PiXTime: A Model for Federated Time Series Forecasting with Heterogeneous Data Structures Across Nodes
Yiming Zhou, Mingyue Cheng, Hao Wang, Enhong Chen
TL;DR
The paper tackles federated time series forecasting when nodes exhibit heterogeneous sampling rates and variable sets. It introduces PiXTime, a transformer-based model featuring a node-specific Patch Embedding that maps target sequences of length $T_i$ into a uniform-dimensional token space of dimension $D$ using $M_i=T_i/PL_i$ patches, and a global VE Table that maintains consistent embeddings for each variable category. The architecture includes an Auxiliary Encoder to learn variable-wise representations and a Target Decoder that uses cross-attention via an abstract token to fuse auxiliary information into patch-level target representations, with a local Projection Head producing forecasts $x_i^{pre}$; shared modules are aggregated under FedOPT while Patch Embedding remains node-local. Empirical results on eight real-world benchmarks show PiXTime achieves state-of-the-art performance in federated settings and strong non-federated results, with ablations confirming the critical roles of Patch Embedding and VE Table in handling heterogeneity.
Abstract
Time series are highly valuable and rarely shareable across nodes, making federated learning a promising paradigm to leverage distributed temporal data. However, different sampling standards lead to diverse time granularities and variable sets across nodes, hindering classical federated learning. We propose PiXTime, a novel time series forecasting model designed for federated learning that enables effective prediction across nodes with multi-granularity and heterogeneous variable sets.
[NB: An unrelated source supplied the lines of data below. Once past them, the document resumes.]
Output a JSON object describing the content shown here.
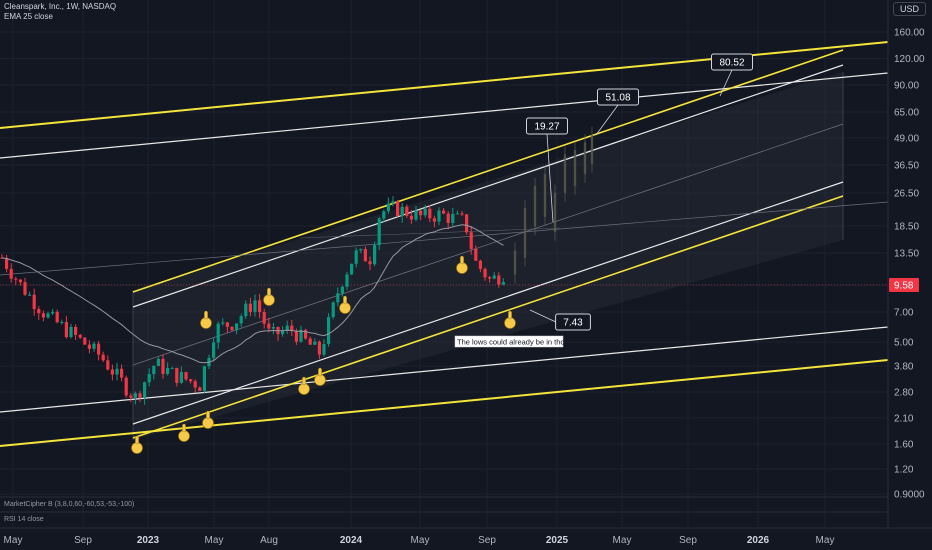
{
  "header": {
    "symbol_line": "Cleanspark, Inc., 1W, NASDAQ",
    "ema_line": "EMA 25 close",
    "indicator_line": "MarketCipher B (3,8,0,60,-60,53,-53,-100)",
    "indicator_line2": "RSI 14 close"
  },
  "currency": "USD",
  "price_axis": {
    "ticks": [
      "160.00",
      "120.00",
      "90.00",
      "65.00",
      "49.00",
      "36.50",
      "26.50",
      "18.50",
      "13.50",
      "9.58",
      "7.00",
      "5.00",
      "3.80",
      "2.80",
      "2.10",
      "1.60",
      "1.20",
      "0.9000"
    ],
    "current_price": "9.58",
    "current_color": "#f23645"
  },
  "time_axis": {
    "labels": [
      {
        "text": "May",
        "year": false
      },
      {
        "text": "Sep",
        "year": false
      },
      {
        "text": "2023",
        "year": true
      },
      {
        "text": "May",
        "year": false
      },
      {
        "text": "Aug",
        "year": false
      },
      {
        "text": "2024",
        "year": true
      },
      {
        "text": "May",
        "year": false
      },
      {
        "text": "Sep",
        "year": false
      },
      {
        "text": "2025",
        "year": true
      },
      {
        "text": "May",
        "year": false
      },
      {
        "text": "Sep",
        "year": false
      },
      {
        "text": "2026",
        "year": true
      },
      {
        "text": "May",
        "year": false
      }
    ]
  },
  "callouts": [
    "80.52",
    "51.08",
    "19.27",
    "7.43"
  ],
  "note": "The lows could already be in tho",
  "colors": {
    "background": "#131722",
    "up": "#089981",
    "down": "#f23645",
    "channel_yellow": "#f5e43a",
    "channel_white": "#e8e8e8",
    "hand": "#f7c948"
  },
  "chart_data": {
    "type": "candlestick",
    "scale": "log",
    "ylim": [
      0.9,
      160
    ],
    "last_price": 9.58,
    "series": [
      {
        "name": "EMA 25 close"
      }
    ],
    "annotations": [
      {
        "label": "80.52",
        "kind": "target"
      },
      {
        "label": "51.08",
        "kind": "target"
      },
      {
        "label": "19.27",
        "kind": "target"
      },
      {
        "label": "7.43",
        "kind": "low"
      },
      {
        "label": "The lows could already be in tho",
        "kind": "note"
      }
    ]
  }
}
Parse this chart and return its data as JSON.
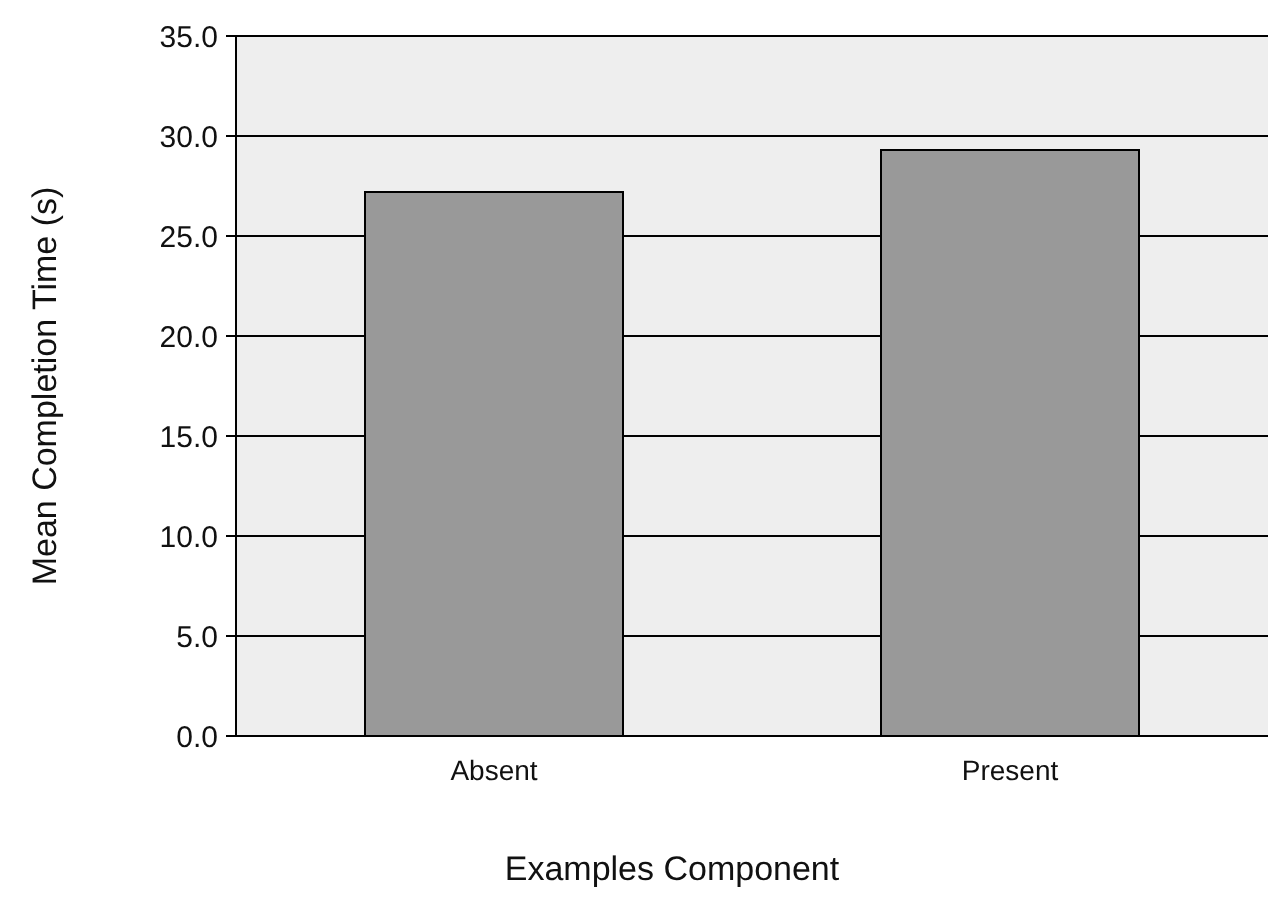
{
  "chart_data": {
    "type": "bar",
    "xlabel": "Examples Component",
    "ylabel": "Mean Completion Time (s)",
    "categories": [
      "Absent",
      "Present"
    ],
    "values": [
      27.2,
      29.3
    ],
    "color": "#999999",
    "ylim": [
      0,
      35
    ],
    "yticks": [
      {
        "value": 0,
        "label": "0.0"
      },
      {
        "value": 5,
        "label": "5.0"
      },
      {
        "value": 10,
        "label": "10.0"
      },
      {
        "value": 15,
        "label": "15.0"
      },
      {
        "value": 20,
        "label": "20.0"
      },
      {
        "value": 25,
        "label": "25.0"
      },
      {
        "value": 30,
        "label": "30.0"
      },
      {
        "value": 35,
        "label": "35.0"
      }
    ],
    "grid": "y"
  }
}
PiXTime employs a personalized Patch Embedding to map node-specific granularity time series into token sequences of a unified dimension for processing by a subsequent shared model, and uses a global VE Table to align variable category semantics across nodes, thereby enhancing cross-node transferability. With a transformer-based shared model, PiXTime captures representations of auxiliary series with arbitrary numbers of variables and uses cross-attention to enhance the prediction of the target series. Experiments show PiXTime achieves state-of-the-art performance in federated settings and demonstrates superior performance on eight widely used real-world traditional benchmarks.